122 The Book of Indoor and Outdoor Games
The hostess requests in her note of invitation that each guest shall send her on the day preceding the one appointed for their reunion the earliest photograph of himself or herself as an infant or young child that they may happen to have or can beg, borrow or steal.
This gives time to arrange them in a way to exhibit their attractions in most approved style—in frames of gilt paper hung about the room, or in openings cut in a vscreen of scarlet velvet paper covering a clothes-horse, which makes an effective setting.
Each picture is numbered, as in an art gallery, and catalogues with corresponding numbers, and with pencils attached, are given to the guests upon arrival, with the request that they write therein their guesses as to which person in the room each picture represents.

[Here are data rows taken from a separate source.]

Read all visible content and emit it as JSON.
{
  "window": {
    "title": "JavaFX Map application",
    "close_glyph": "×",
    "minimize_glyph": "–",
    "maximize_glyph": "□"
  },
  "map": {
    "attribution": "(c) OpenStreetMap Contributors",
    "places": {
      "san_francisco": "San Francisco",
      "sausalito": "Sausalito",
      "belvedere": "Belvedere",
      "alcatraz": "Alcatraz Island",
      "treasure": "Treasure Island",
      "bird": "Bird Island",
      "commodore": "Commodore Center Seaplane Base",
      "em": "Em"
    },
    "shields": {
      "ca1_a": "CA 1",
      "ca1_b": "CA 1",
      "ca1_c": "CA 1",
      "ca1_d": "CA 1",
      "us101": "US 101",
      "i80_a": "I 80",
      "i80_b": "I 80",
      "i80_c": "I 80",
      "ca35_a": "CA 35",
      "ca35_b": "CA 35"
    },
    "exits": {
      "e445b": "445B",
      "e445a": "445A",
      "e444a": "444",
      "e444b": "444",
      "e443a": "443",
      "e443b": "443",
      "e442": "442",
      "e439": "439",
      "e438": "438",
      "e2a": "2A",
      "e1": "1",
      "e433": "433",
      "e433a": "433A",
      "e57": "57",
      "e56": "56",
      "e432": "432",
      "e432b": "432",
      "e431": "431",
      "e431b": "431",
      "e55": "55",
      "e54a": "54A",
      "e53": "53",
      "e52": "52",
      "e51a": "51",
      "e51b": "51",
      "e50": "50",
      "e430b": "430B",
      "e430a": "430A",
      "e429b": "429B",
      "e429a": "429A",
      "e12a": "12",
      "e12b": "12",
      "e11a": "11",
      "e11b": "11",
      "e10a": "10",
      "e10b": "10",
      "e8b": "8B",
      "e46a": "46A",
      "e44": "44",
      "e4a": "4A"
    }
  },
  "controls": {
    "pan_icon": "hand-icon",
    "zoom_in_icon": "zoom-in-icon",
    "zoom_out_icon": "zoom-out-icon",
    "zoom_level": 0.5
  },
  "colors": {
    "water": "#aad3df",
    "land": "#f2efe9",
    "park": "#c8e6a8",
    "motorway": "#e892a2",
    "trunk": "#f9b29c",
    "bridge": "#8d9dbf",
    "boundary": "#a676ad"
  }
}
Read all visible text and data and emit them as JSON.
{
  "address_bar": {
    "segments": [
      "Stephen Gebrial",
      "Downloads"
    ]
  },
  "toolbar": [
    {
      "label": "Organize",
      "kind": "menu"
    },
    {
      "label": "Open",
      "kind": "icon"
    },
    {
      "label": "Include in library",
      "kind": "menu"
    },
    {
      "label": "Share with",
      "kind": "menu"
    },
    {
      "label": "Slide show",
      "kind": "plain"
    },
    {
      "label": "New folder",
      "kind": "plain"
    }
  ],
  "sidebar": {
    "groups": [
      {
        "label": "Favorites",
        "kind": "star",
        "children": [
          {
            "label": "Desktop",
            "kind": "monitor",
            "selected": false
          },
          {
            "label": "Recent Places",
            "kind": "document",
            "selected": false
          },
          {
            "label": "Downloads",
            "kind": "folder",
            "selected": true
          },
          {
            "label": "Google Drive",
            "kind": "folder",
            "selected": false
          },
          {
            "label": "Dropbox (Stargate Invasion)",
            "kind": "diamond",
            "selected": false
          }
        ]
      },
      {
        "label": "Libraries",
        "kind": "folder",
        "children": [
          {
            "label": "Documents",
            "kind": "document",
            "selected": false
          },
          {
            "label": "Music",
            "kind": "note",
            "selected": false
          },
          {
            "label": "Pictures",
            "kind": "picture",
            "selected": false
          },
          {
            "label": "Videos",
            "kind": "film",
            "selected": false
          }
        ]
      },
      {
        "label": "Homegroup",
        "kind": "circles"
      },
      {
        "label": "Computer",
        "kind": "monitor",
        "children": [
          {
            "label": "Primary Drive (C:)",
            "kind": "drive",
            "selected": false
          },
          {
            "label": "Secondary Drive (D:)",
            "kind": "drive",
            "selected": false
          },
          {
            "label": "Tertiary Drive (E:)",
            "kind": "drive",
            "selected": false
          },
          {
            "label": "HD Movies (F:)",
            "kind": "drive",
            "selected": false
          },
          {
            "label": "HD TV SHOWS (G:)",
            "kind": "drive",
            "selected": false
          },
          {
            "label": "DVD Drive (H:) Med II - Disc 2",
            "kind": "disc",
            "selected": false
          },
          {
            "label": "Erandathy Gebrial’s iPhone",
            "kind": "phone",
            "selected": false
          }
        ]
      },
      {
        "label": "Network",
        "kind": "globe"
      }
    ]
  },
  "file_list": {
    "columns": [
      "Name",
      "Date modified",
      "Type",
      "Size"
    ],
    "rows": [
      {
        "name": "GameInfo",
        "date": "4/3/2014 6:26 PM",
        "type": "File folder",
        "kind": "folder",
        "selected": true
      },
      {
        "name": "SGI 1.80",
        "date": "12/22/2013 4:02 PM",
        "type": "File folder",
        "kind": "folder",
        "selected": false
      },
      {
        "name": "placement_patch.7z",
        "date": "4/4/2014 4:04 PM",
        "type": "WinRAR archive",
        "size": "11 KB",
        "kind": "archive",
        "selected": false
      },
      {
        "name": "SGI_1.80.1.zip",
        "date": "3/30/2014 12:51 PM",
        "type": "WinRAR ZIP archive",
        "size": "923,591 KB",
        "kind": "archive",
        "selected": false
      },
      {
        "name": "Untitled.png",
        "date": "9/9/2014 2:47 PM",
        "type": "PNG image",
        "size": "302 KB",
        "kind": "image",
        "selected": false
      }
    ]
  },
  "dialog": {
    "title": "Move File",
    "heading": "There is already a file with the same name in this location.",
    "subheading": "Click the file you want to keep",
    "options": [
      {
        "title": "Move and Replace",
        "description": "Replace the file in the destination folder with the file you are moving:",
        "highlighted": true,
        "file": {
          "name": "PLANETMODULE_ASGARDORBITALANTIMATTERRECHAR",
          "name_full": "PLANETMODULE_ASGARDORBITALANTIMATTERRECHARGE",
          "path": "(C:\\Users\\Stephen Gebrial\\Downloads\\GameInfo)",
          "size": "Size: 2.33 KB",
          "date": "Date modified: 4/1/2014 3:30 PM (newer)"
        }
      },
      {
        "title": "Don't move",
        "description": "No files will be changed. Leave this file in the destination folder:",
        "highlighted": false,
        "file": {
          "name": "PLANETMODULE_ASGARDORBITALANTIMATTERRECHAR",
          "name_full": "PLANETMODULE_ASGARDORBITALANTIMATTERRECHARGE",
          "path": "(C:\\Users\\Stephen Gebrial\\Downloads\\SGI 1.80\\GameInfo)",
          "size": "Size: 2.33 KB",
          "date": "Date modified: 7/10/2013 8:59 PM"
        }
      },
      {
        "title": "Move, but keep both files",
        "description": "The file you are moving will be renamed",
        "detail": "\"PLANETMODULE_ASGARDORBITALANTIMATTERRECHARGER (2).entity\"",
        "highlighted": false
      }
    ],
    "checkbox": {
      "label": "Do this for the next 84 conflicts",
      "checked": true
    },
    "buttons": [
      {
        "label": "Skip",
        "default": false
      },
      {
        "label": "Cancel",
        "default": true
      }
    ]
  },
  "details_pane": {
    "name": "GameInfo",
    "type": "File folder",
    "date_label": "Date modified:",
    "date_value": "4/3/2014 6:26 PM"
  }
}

It adds to the fun if a name is found for each picture and it is catalogued by its name as well as number. At such a Baby-Show last winter one picture of an infant was called "Voices of the Night," the child's expression being suggestive. Two others, as companion pictures, were dubbed "Dignity and Impudence." Another, "A Home-Ruler," and for a pretty one Wordsworth's description was quoted, "The sweetest thing that ever grew beside a human door." One innocent, taken in its little night-dress, inspired the title "Of such is the Kingdom of Heaven."
When all have written their votes and guesses, and signed their names, the catalogues are collected by the host.
A prize is given to the one whose perspicacity or Yankee faculty for guessing has enabled him or her to name the originals of the greatest number of portraits, and a second prize to the one whose infantile charms have been pronounced by vote to be the most entrancing.